Electronics: OP-amplifier circuits, non-ideal properties of OP-amplifiers, pn-junction, diodes, MOS-transistor, bipolar transistor, transistor amplifier circuits, switched DC/DC voltage converters.
Electromagnetics: Forces and the field concept. Electric and magnetic fields in simple geometries (Gauss' laws, Ampere's law), displacement current, power transfer (Poynting vector), induction (Faraday's law, Lenz' law), skin effect, equivalent circuit models for non-ideal passive components (resistor, capacitor, inductor), magnetic circuits (Hopkinson's law).
Organisation
The scheduled activites in the course consist of lectures, problem solving sessions and laboratory work. The laboratory work comprises experimental work, circuit simulations, (voluntary) hand-in problems, and a discussion of societal aspects of electrotechnical systems.
Literature
Selected parts of:B. Molin: Analog elektronik (3rd. ed., Studentlitteratur)
B. Karlström: Kretsanalys (2nd ed., Studentlitteratur)
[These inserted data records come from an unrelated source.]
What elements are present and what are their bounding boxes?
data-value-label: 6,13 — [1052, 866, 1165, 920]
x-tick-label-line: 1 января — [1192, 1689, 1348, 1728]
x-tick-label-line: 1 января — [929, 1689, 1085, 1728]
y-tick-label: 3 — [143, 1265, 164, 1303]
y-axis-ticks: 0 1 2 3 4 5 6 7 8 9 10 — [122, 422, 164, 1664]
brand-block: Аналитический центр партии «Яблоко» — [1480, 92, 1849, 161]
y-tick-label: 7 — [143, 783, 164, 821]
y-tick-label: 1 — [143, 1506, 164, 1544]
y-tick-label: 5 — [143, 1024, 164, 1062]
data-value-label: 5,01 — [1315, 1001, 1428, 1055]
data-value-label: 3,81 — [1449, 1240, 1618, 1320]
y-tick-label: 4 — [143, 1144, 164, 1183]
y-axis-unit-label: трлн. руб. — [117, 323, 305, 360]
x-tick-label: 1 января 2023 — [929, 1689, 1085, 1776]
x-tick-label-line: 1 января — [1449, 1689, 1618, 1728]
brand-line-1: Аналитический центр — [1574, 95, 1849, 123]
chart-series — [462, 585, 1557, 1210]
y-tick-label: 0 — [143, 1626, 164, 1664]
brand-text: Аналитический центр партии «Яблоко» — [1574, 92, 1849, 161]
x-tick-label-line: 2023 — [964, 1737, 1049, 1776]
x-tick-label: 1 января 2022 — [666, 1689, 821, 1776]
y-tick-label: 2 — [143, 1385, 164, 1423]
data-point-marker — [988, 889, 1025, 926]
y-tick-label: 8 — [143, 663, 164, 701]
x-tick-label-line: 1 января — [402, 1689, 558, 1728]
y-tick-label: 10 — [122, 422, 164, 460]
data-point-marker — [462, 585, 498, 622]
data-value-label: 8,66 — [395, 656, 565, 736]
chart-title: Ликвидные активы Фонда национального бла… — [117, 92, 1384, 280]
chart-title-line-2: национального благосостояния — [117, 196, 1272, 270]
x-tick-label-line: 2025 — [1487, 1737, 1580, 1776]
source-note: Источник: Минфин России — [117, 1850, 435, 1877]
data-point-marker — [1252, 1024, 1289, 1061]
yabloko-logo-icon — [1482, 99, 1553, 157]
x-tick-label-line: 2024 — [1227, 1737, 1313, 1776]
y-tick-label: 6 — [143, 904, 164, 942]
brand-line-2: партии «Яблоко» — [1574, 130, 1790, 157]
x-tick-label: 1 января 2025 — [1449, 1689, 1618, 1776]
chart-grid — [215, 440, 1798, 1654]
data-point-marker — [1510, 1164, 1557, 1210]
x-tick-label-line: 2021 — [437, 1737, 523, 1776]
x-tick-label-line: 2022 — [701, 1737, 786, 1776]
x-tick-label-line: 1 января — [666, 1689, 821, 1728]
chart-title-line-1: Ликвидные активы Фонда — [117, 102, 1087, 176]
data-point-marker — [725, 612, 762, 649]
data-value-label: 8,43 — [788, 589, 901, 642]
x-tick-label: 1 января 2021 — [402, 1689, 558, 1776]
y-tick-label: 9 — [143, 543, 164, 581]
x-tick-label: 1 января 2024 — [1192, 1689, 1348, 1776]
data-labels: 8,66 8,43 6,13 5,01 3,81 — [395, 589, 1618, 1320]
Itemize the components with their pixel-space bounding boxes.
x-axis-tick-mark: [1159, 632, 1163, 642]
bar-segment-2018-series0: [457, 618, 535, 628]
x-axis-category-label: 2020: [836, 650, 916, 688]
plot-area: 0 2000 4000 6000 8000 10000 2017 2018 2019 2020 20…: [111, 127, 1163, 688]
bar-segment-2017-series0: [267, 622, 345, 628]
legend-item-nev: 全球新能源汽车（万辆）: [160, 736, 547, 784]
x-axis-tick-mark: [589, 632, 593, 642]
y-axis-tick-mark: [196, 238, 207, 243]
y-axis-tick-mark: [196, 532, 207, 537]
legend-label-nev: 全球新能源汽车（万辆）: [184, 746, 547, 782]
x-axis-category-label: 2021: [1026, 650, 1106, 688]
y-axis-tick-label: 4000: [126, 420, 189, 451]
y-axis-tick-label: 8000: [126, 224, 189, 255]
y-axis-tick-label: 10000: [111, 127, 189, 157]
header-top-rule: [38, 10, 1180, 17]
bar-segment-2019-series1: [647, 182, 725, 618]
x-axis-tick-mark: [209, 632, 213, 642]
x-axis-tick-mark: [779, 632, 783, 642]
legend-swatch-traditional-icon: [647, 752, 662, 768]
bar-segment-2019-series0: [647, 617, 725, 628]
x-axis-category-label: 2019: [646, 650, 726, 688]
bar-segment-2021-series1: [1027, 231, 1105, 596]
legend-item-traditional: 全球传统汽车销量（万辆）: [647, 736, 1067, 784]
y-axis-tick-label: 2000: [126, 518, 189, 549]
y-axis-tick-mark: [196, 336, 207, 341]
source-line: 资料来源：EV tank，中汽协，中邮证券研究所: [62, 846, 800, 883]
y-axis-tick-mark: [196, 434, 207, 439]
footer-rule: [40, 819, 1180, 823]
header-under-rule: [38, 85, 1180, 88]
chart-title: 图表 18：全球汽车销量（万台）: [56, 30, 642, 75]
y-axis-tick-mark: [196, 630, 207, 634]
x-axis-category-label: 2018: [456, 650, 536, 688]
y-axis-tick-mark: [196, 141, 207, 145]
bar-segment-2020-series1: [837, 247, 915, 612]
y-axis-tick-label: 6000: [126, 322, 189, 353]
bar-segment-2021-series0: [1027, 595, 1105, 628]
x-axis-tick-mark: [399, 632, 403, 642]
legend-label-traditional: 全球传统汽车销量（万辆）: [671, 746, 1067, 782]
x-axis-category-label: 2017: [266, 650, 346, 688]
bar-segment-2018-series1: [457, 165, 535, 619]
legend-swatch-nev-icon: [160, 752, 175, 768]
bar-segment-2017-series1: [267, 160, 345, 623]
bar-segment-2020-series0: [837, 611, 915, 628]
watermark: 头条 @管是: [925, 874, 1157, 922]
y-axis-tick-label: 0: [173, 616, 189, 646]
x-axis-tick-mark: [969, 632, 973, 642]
S.N. Makarov, R. Ludwig & S.J. Bitar: Practical electrical engineering (Springer). The book is available as an e-book via Chalmers library
H. A. Radi & J. O. Rasmussen, Principles of Physics (Springer) The book is available as an e-book via Chalmers library
Examination including compulsory elements
The learning goals are examined through a written exam (grading scale: fail, 3, 4, 5), and compulsory active participation in and presentation of results from laboratory work (written reports and oral discussions, grading scale: fail, pass). To pass the course both a passed exam and passed laboratory work are required. The final grade is based on the results of the written exam.
The course examiner may assess individual students in other ways than what is stated above if there are special reasons for doing so, for example if a student has a decision from Chalmers on educational support due to disability.